PINRANG, BESTNEWS — Ancaman kekeringan akibat fenomena El Nino mulai menjadi perhatian serius di Kecamatan Patampanua, Kabupaten Pinrang. Kondisi tersebut dikhawatirkan semakin menekan para petani yang menggantungkan keberlangsungan lahan persawahan pada ketersediaan air.
Menanggapi kondisi itu, Ketua KMP Patampanua, Wira Anugra W, angkat suara dan meminta pemerintah tidak tinggal diam menghadapi ancaman kekeringan yang berpotensi mengganggu aktivitas serta hasil produksi pertanian masyarakat.
Wira bersama jajaran pengurus KMP Patampanua mendorong agar Petugas Penyuluh Lapangan (PPL) pertanian segera turun langsung ke lapangan, duduk bersama para petani dan kelompok tani untuk memetakan persoalan serta menyusun langkah konkret menghadapi kondisi kekeringan.
“PPL jangan hanya menunggu laporan dari petani. Harus turun langsung melihat kondisi persawahan dan bersama-sama petani memikirkan langkah apa yang harus dilakukan untuk mengantisipasi kekeringan,” tegas Wira Anugra W.
Menurutnya, penanganan kekeringan tidak boleh dilakukan setelah lahan pertanian mengalami gagal panen. Pemerintah dan seluruh pihak terkait dinilai perlu bergerak lebih cepat dengan langkah antisipatif.
Salah satu langkah yang didorong KMP Patampanua adalah pengadaan bantuan sumur bor di sejumlah kawasan persawahan yang rawan kekurangan air.
Wira menilai keberadaan sumur bor dapat menjadi salah satu solusi alternatif ketika pasokan air irigasi tidak mampu memenuhi kebutuhan lahan pertanian, khususnya di wilayah yang paling terdampak kekeringan.
“Kami meminta pemerintah setempat mengupayakan bantuan sumur bor di beberapa area persawahan. Ini bukan sekadar persoalan hari ini, tetapi bagaimana pemerintah menyelamatkan lahan dan penghidupan para petani menghadapi ancaman kekeringan,” ujarnya (13/08/2026).

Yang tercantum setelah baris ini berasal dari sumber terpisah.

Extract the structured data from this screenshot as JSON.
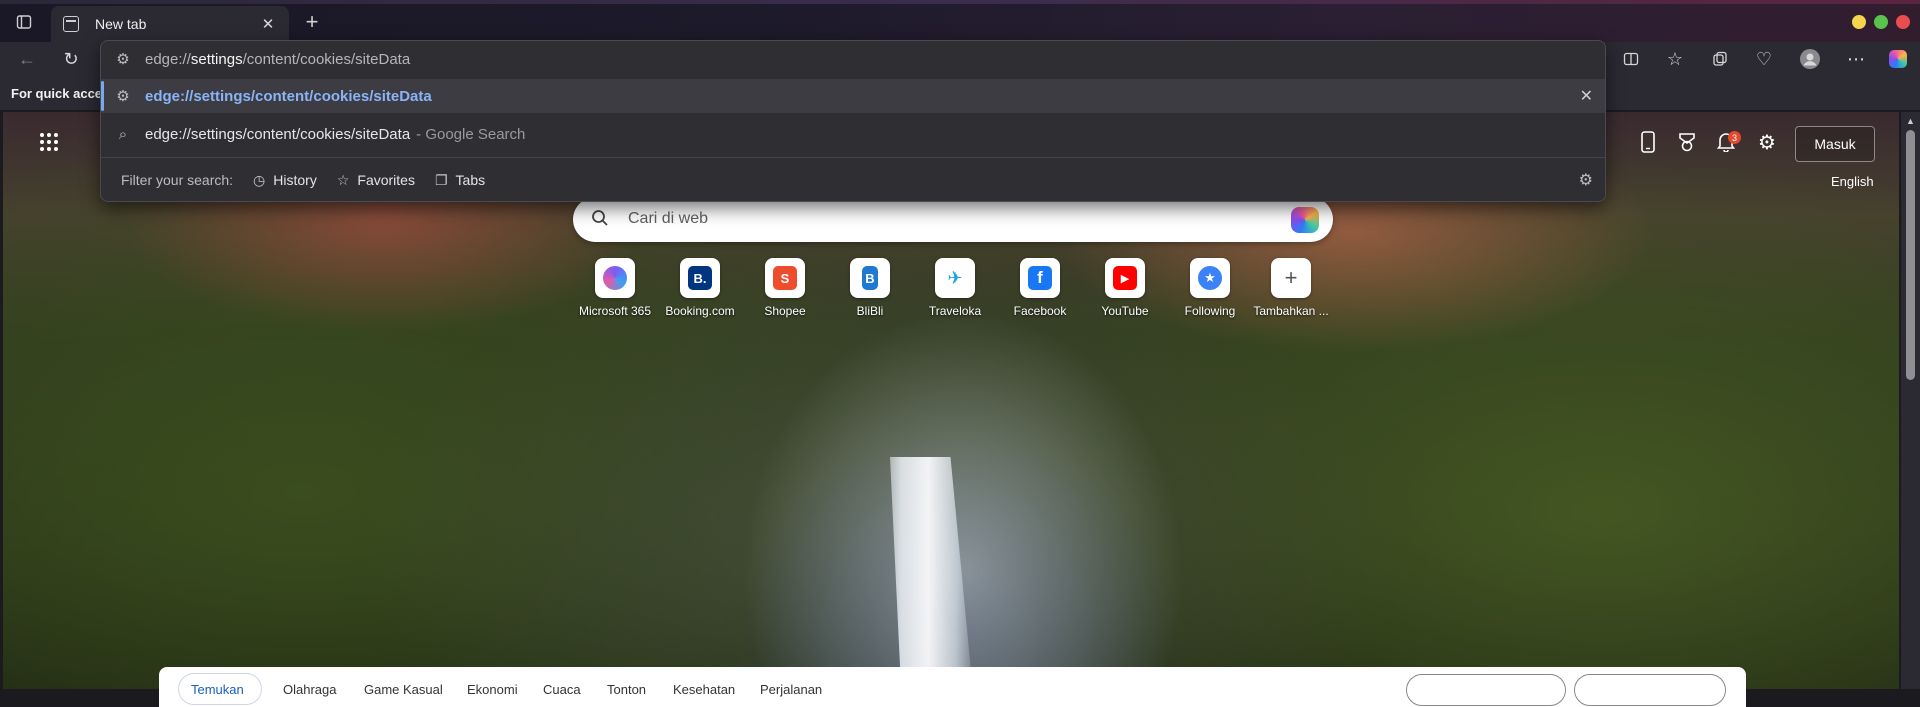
{
  "tab": {
    "title": "New tab"
  },
  "bookmarks_hint": "For quick acces",
  "omnibox": {
    "input_prefix": "edge://",
    "input_host": "settings",
    "input_rest": "/content/cookies/siteData",
    "selected_suggestion": "edge://settings/content/cookies/siteData",
    "search_query": "edge://settings/content/cookies/siteData",
    "search_suffix": "- Google Search",
    "filter_label": "Filter your search:",
    "filters": [
      "History",
      "Favorites",
      "Tabs"
    ]
  },
  "page": {
    "signin_label": "Masuk",
    "language": "English",
    "notification_count": "3",
    "search_placeholder": "Cari di web",
    "shortcuts": [
      {
        "label": "Microsoft 365",
        "color": "#5a4fcf",
        "glyph": ""
      },
      {
        "label": "Booking.com",
        "color": "#003580",
        "glyph": "B."
      },
      {
        "label": "Shopee",
        "color": "#ee4d2d",
        "glyph": "S"
      },
      {
        "label": "BliBli",
        "color": "#1f78d1",
        "glyph": "B"
      },
      {
        "label": "Traveloka",
        "color": "#1ba0e2",
        "glyph": ""
      },
      {
        "label": "Facebook",
        "color": "#1877f2",
        "glyph": "f"
      },
      {
        "label": "YouTube",
        "color": "#ff0000",
        "glyph": "▶"
      },
      {
        "label": "Following",
        "color": "#3b82f6",
        "glyph": "★"
      },
      {
        "label": "Tambahkan ...",
        "color": "#ffffff",
        "glyph": "+"
      }
    ],
    "feed_tabs": [
      "Temukan",
      "Olahraga",
      "Game Kasual",
      "Ekonomi",
      "Cuaca",
      "Tonton",
      "Kesehatan",
      "Perjalanan"
    ]
  }
}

KMP Patampanua juga meminta pemerintah kecamatan, pemerintah desa dan kelurahan, dinas terkait serta jajaran PPL pertanian membangun koordinasi yang lebih kuat. Pendataan terhadap titik-titik persawahan yang mengalami kekurangan air dinilai penting agar bantuan dapat diberikan secara tepat sasaran.
Wira menegaskan, petani tidak boleh dibiarkan berjuang sendiri menghadapi ancaman El Nino. Pemerintah harus hadir dengan solusi nyata, bukan sekadar imbauan.
KMP Patampanua berharap langkah cepat dapat segera dilakukan sebelum kondisi kekeringan semakin parah dan berdampak luas terhadap produktivitas pertanian masyarakat.
Kini yang ditunggu bukan lagi sekadar pernyataan, tetapi aksi nyata. Sebab bagi petani, keterlambatan penanganan hari ini bisa berarti ancaman gagal panen di kemudian hari (707).